Sunday, September 15, 2024

McCarthyism: Naming names


In the morality play that serves as the history of the "Red Scare" few crimes rank higher than ex-communists who named their former associates in the Communist Party.



Elia Kazan was never forgiven for testifying before HUAC about his former communist associates. For a time, Lillian Hellman became a lesft-wing icon based on her defiance of HUAC. McCarthy compelling James Wechsler to do the same is one of the great crimes chalked up against him. Cooperative witnesses were labelled "squealers", "stool pigeons", "informers".

Edward Dmytryk, one of the Hollywood 10 who eventually testified before HUAC made an interesting point to David Caute. By adopting the language of the gangsters, he said, the Communists were "in effect admitting they were engaged in criminal activity. I never heard of anyone informing on the Boy Scouts."

We are expected to affirm that the communists were pure as the driven snow -- sincere, patriotic, humane -- even as those innocent lambs adopt the secrecy and lingo of the criminal underworld.

These so-called victims of the "Red Scare" were not just asking for privacy.

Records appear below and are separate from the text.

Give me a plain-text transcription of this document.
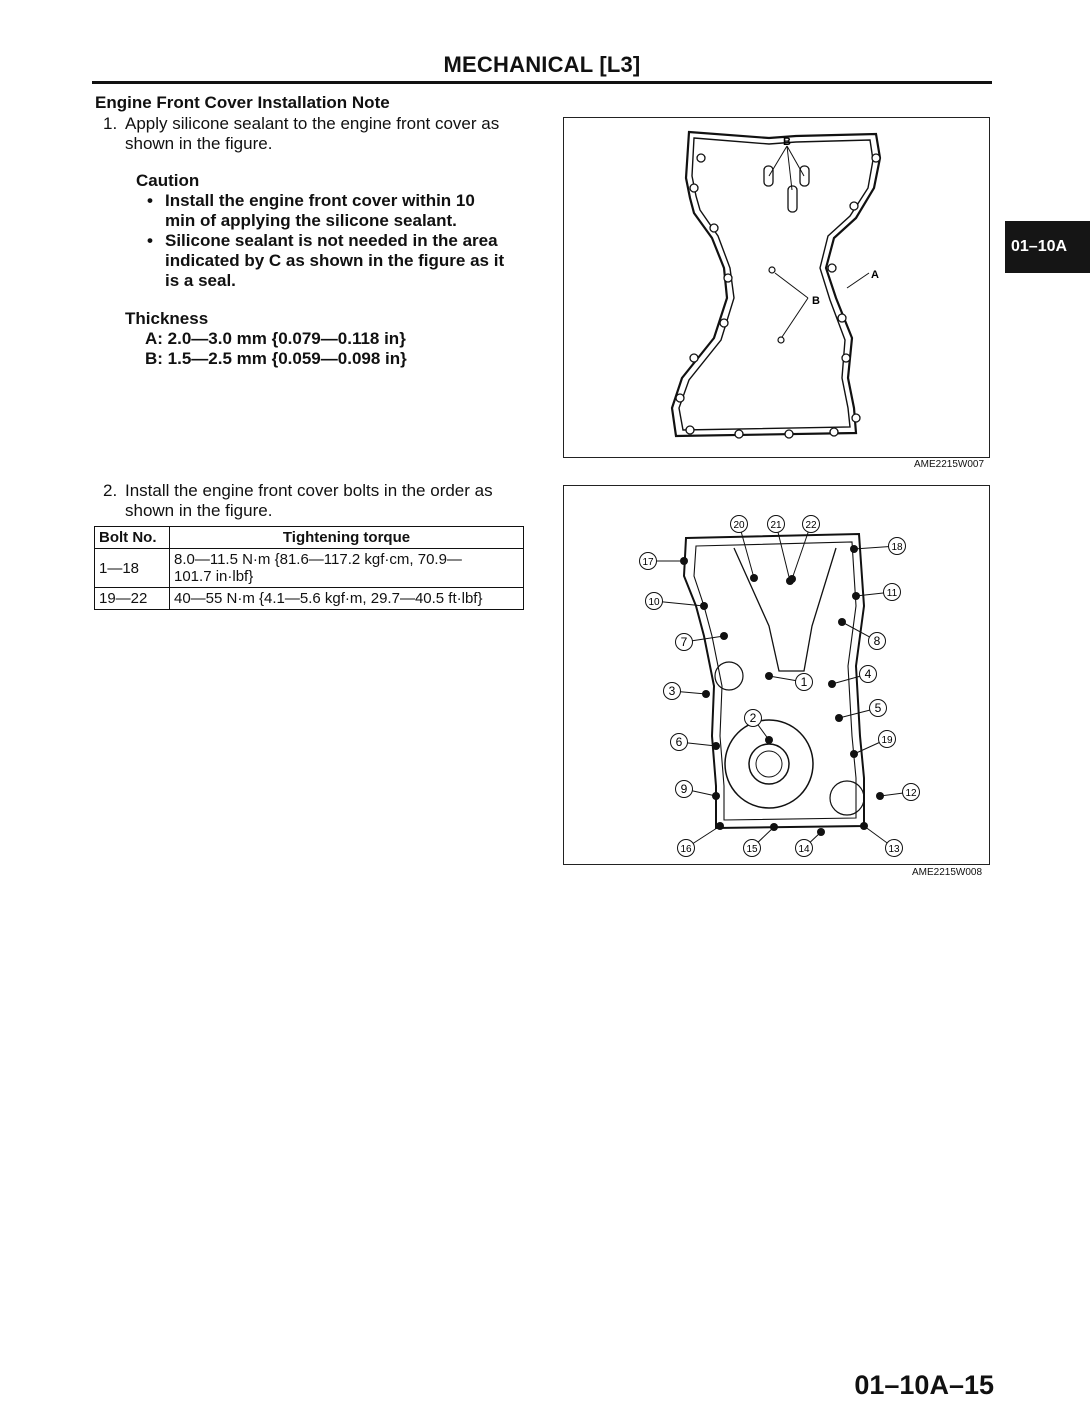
MECHANICAL [L3]
Engine Front Cover Installation Note
1. Apply silicone sealant to the engine front cover as
shown in the figure.
Caution
• Install the engine front cover within 10
min of applying the silicone sealant.
• Silicone sealant is not needed in the area
indicated by C as shown in the figure as it
is a seal.
Thickness
A: 2.0—3.0 mm {0.079—0.118 in}
B: 1.5—2.5 mm {0.059—0.098 in}
2. Install the engine front cover bolts in the order as
shown in the figure.
Bolt No.	Tightening torque
1—18	8.0—11.5 N·m {81.6—117.2 kgf·cm, 70.9—
101.7 in·lbf}
19—22	40—55 N·m {4.1—5.6 kgf·m, 29.7—40.5 ft·lbf}
B
B
A
AME2215W007
1
2
3
4
5
6
7	8
9
10
11
12
13
14
15
16
17
18
19
20	21 22
AME2215W008
01–10A
01–10A–15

As William Phillips wrote: "First of all, some were Communists and what one was asked to defend was their right to lie about it."

In her autobiographical legend Hellman defied HUAC because she could not "cut my conscience to fit this year's fashion." Yet, for decades, right up until her death in 1984, Hellman had done everything in her power to hide her Stalinized conscience from the public and, chameleon-like, conceal it with poses and cover stories.

WFB:

What Lillian Hellman specialized in, during almost two bloody decades, was precisely in cutting her conscience to fit the whims of Joseph Stalin.
The public hearings could be an unpleasant performance: politicians grandstanding, contrite witnesses seeking absolution from the inquisitors, photographers angling for the photographs that would make the front page.

The spectacle is not the main reason critics find "naming names" distasteful. As Dymtryk said, their language betrays them; they are opposed to "informers" in principle. They do not want even the most sincere ex-communist to tell all that they knew. In their hierarchy of values "squealing" is worse than being a Stalinist.

When putative ex-communists refused to reveal their past associates in the underground, they were implicitly echoing E. M. Forster:

If I had to choose between betraying my country and betraying my friend, I hope I should have the guts to betray my country.
Stalinism is bad, they say, but not as bad as embarrassing a friend-- even if that friend is working for Stalin.

It is anti-communism of the very softest sort.

In a very real sense, those who condemn the naming of names want the US government to adopt the security protocols that allowed the Cambridge spies to flourish in Great Britain. Information is not to be collected. Backgrounds are not to be scrutinized. No one is ever a suspect because every man can assert his innocence and there is nothing to contradict his assertion.

Anti-anti-communists are quick to downplay the value of the information that the witnesses could provide. In some cases, their argument is dishonest. Take, for example, New Republic publisher Michael Straight.

Nevertheless, when the issue of Soviet espionage became a heated public issue in 1948 and 1949, Straight, who knew from his personal experience that their stories were credible, published numerous articles harshly disparaging Elizabeth Bentley and Whittaker Chambers.
Haynes and Klehr, Spies
In other cases, this argument is based on a fundamental misunderstanding of how effective intelligence and counterintelligence works. It is not a question of unearthing a single, big secret. Instead it is a matter of collecting and collating a vast number of individual bits of information. Information that may appear benign or innocuous to the individual can be incredibly valuable to the agency collecting and analyzing it.

Related:

Understanding intelligence
The real Bletchley Park
The parade of public witnesses had an additional salutary effect. The key whistle-blowers -- Elizabeth Bentley and Whittaker Chambers chief among them -- were derided as mentally ill, mendacious, and as "professional witnesses". The attacks aimed to destroy their character and credibility. Hence, public testimony by other witnesses served to offset the calumnies hurled against them.

To oppose such testimony is to choose the vicious lie over the honest truth.